FTC v. Borden Company

RESPONDENT: Borden Company
LOCATION: Juvenile Court

DECIDED BY: Warren Court (1965-1967)
LOWER COURT: United States Court of Appeals for the Fifth Circuit

CITATION: 383 US 637 (1966)
ARGUED: Jan 19, 1966
DECIDED: Mar 23, 1966

Facts of the case


Media for FTC v. Borden Company

Audio Transcription for Oral Argument - January 19, 1966 in FTC v. Borden Company

Earl Warren:

Number 106, Federal Trade Commission, Petitioner, versus the Borden Company.

Mr. Hummel, you may proceed with your argument.

Robert B. Hummel:

Mr. Chief Justice, may it please the Court.

This case is here on certiorari to the Court of Appeals for the Fifth Circuit.

The Court of Appeals set aside an order of the Federal Trade Commission which had directed the Borden Company to cease discriminating in price between competing purchasers in a case which arose out of the sales of evaporated milk, allegedly in violation of Section 2 (a) of the Clayton Act as amended by the Robinson-Patman Act.

It's pertinent here that Section 2 (a) makes it unlawful to discriminate in price between purchasers of commodities “of like grade and quality” where the effect maybe substantially to lessen competition.

The Borden Company sells milk, evaporated milk under the well known Borden brands all over the United States.

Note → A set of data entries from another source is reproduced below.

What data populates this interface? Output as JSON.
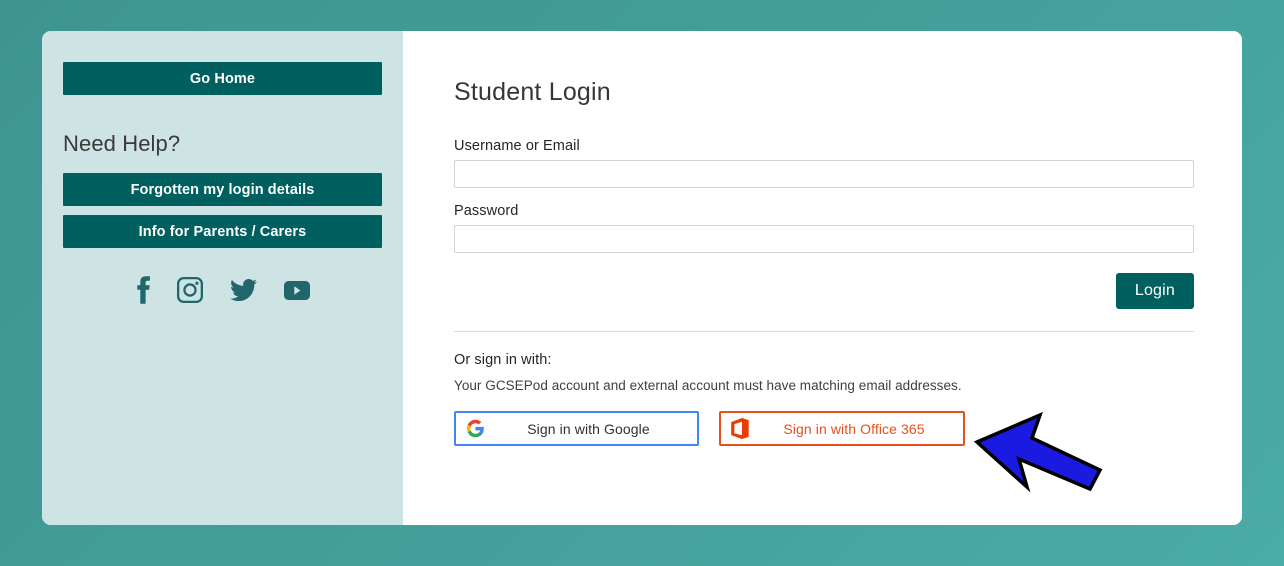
{
  "page": {
    "background_color": "#44a09c",
    "card_background": "#ffffff"
  },
  "sidebar": {
    "background_color": "#cde3e4",
    "button_color": "#00605f",
    "go_home_label": "Go Home",
    "need_help_heading": "Need Help?",
    "forgotten_label": "Forgotten my login details",
    "parents_label": "Info for Parents / Carers",
    "social": [
      {
        "name": "facebook-icon",
        "label": "Facebook"
      },
      {
        "name": "instagram-icon",
        "label": "Instagram"
      },
      {
        "name": "twitter-icon",
        "label": "Twitter"
      },
      {
        "name": "youtube-icon",
        "label": "YouTube"
      }
    ]
  },
  "main": {
    "title": "Student Login",
    "username_label": "Username or Email",
    "username_value": "",
    "username_placeholder": "",
    "password_label": "Password",
    "password_value": "",
    "password_placeholder": "",
    "login_label": "Login",
    "or_sign_in_label": "Or sign in with:",
    "matching_note": "Your GCSEPod account and external account must have matching email addresses.",
    "google_label": "Sign in with Google",
    "google_border_color": "#4285f4",
    "office_label": "Sign in with Office 365",
    "office_border_color": "#e8501c",
    "office_text_color": "#e8501c"
  },
  "annotation": {
    "arrow_name": "left-pointing-arrow",
    "fill_color": "#1a1ae0",
    "stroke_color": "#000000",
    "points_to": "Sign in with Office 365"
  }
}
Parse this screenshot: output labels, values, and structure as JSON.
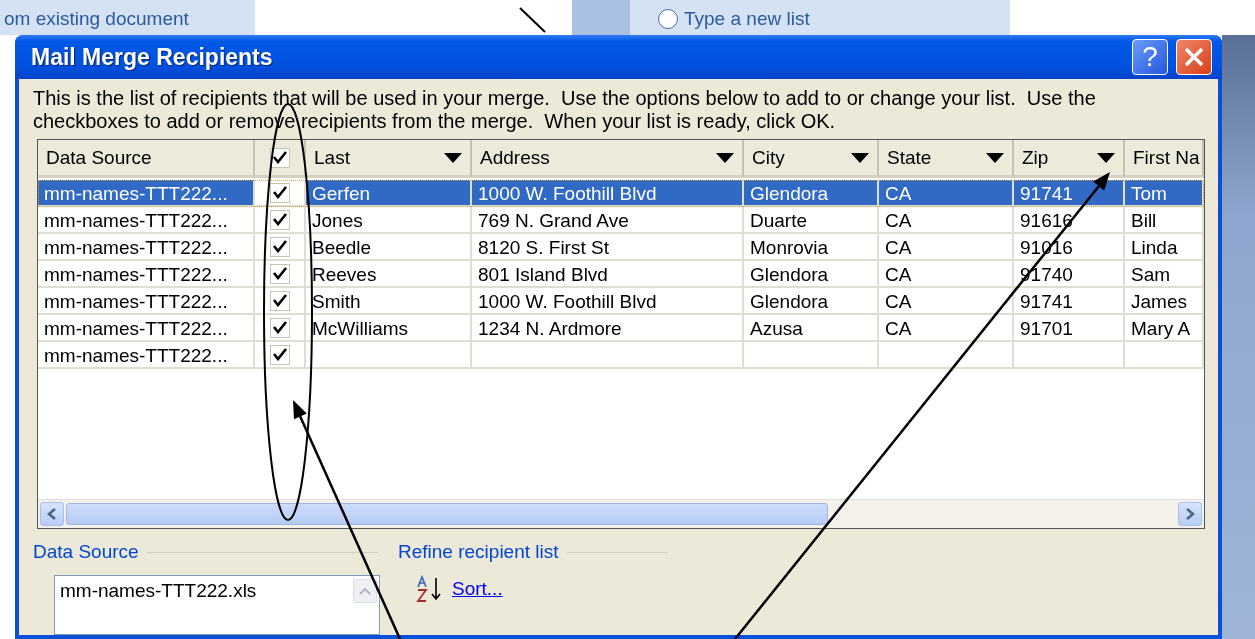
{
  "background": {
    "caption": "om existing document",
    "radio": {
      "label": "Type a new list",
      "selected": false
    }
  },
  "dialog": {
    "title": "Mail Merge Recipients",
    "help_button": "?",
    "intro": "This is the list of recipients that will be used in your merge.  Use the options below to add to or change your list.  Use the checkboxes to add or remove recipients from the merge.  When your list is ready, click OK.",
    "select_all": {
      "checked": true
    },
    "columns": [
      {
        "kind": "text",
        "label": "Data Source",
        "dropdown": false
      },
      {
        "kind": "text",
        "label": "Last",
        "dropdown": true
      },
      {
        "kind": "text",
        "label": "Address",
        "dropdown": true
      },
      {
        "kind": "text",
        "label": "City",
        "dropdown": true
      },
      {
        "kind": "text",
        "label": "State",
        "dropdown": true
      },
      {
        "kind": "text",
        "label": "Zip",
        "dropdown": true
      },
      {
        "kind": "text",
        "label": "First Na"
      }
    ],
    "rows": [
      {
        "checked": true,
        "selected": true,
        "cells": [
          "mm-names-TTT222...",
          "Gerfen",
          "1000 W. Foothill Blvd",
          "Glendora",
          "CA",
          "91741",
          "Tom"
        ]
      },
      {
        "checked": true,
        "selected": false,
        "cells": [
          "mm-names-TTT222...",
          "Jones",
          "769 N. Grand Ave",
          "Duarte",
          "CA",
          "91616",
          "Bill"
        ]
      },
      {
        "checked": true,
        "selected": false,
        "cells": [
          "mm-names-TTT222...",
          "Beedle",
          "8120 S. First St",
          "Monrovia",
          "CA",
          "91016",
          "Linda"
        ]
      },
      {
        "checked": true,
        "selected": false,
        "cells": [
          "mm-names-TTT222...",
          "Reeves",
          "801 Island Blvd",
          "Glendora",
          "CA",
          "91740",
          "Sam"
        ]
      },
      {
        "checked": true,
        "selected": false,
        "cells": [
          "mm-names-TTT222...",
          "Smith",
          "1000 W. Foothill Blvd",
          "Glendora",
          "CA",
          "91741",
          "James"
        ]
      },
      {
        "checked": true,
        "selected": false,
        "cells": [
          "mm-names-TTT222...",
          "McWilliams",
          "1234 N. Ardmore",
          "Azusa",
          "CA",
          "91701",
          "Mary A"
        ]
      },
      {
        "checked": true,
        "selected": false,
        "cells": [
          "mm-names-TTT222...",
          "",
          "",
          "",
          "",
          "",
          ""
        ]
      }
    ],
    "data_source": {
      "label": "Data Source",
      "items": [
        "mm-names-TTT222.xls"
      ]
    },
    "refine": {
      "label": "Refine recipient list",
      "links": [
        "Sort..."
      ]
    }
  }
}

It also sells evaporated milk to certain customers under the brands of the labels of those customers referred to in this record as private label milk.

Physically, the milk in each instance was identical both the milk itself and the containers and the question presented is whether the Borden label milk and the private label milk are to be considered commodities of like grade and quality within the meaning of Section 2 (a).

The question arose very briefly in these circumstances.

The Commission held that because the goods were physically identical, they were like grade and quality.

It went on to find discrimination and injury and price between the customers for Borden and the customers for the private label milk.

It concluded that the two-price system may have the effect substantially less than competition both at the primary line that is vis à vis the competitors of Borden, packers of milk and at the secondary line that is wholesale and retail customers for the Borden milk.

Now, those findings are not an issue here because the court below did not reach them.

We're not asking for review.

I think whatever it is useful to put the legal issue in context to review just generally the basis for those conclusions.

The Commission noted at the primary line level that there had been a decline generally in the evaporated milk sales throughout the industry, that 10 producers largely in the Midwest area had dropped out of this business since 1950 that there had been no new entrants and that in the circumstances, there was a little need to ship the competitive balance between competitors.

It said that Borden was a large and powerful concern compared to its competitors and if the price structure which it was utilizing had placed a severe strain on small competitors, one it going out of business and all the others lost large and important accounts on a permanent basis.

They found finally in this market setting that there was a clear threat to the entire Midwest competition if the discrimination were to be continued, and that the elimination or serious impairment of competition was likely.

At the secondary line, the Commission found that there was large price differences between the competing customers, one in particularly to the Columbia, South Carolina area which is an area close to one of the Borden plants since Borden sold the private label milk at an FOB plant price whereas it sold the Borden brand milk at a delivered price, uniform throughout the United States.

Now this in compared prices around the Borden plant, the Court -- the Commission found that there was a large discrepancy among customers.

They found that there was a low or nonexistent profit margin in the sale of evaporated milk.

It was largely handled by distributors as an accommodation and often used as a loss leader.

It found that the effect of the -- of the discrimination was therefore to draw customers away not only with respect to evaporated milk but also with respect to other items handled by the wholesalers and retailers.

It pointed a testimony that a price such as that which Borden offered with the private label milk would have been a great aid to the wholesalers and retailers in meeting their competition.

It should have on these points and Borden says that it never refused to sell private label milk to any customer so long as it had productive capacity available, and that is not disputed in this record.

But it is also undisputed however that Borden did not disclose the availability of the private label milk to all of its Borden plant customers.

It -- at page 741 of the record, there's an exhibit which is a letter from Borden's merchandizing manager for evaporated milk in which he instructs the Atlanta office of Borden that brokers are not to discuss the terms of private label milk sales with customers and that all inquiries are to be referred to the home office.

And at page 826 of the record is a another letter sent out by the Borden Merchandizing Manager in which he says and this is at page 827, “We are in a position to take on a few more selected accounts.

Naturally, we prefer to deal with the best and the ones that can do us the most good.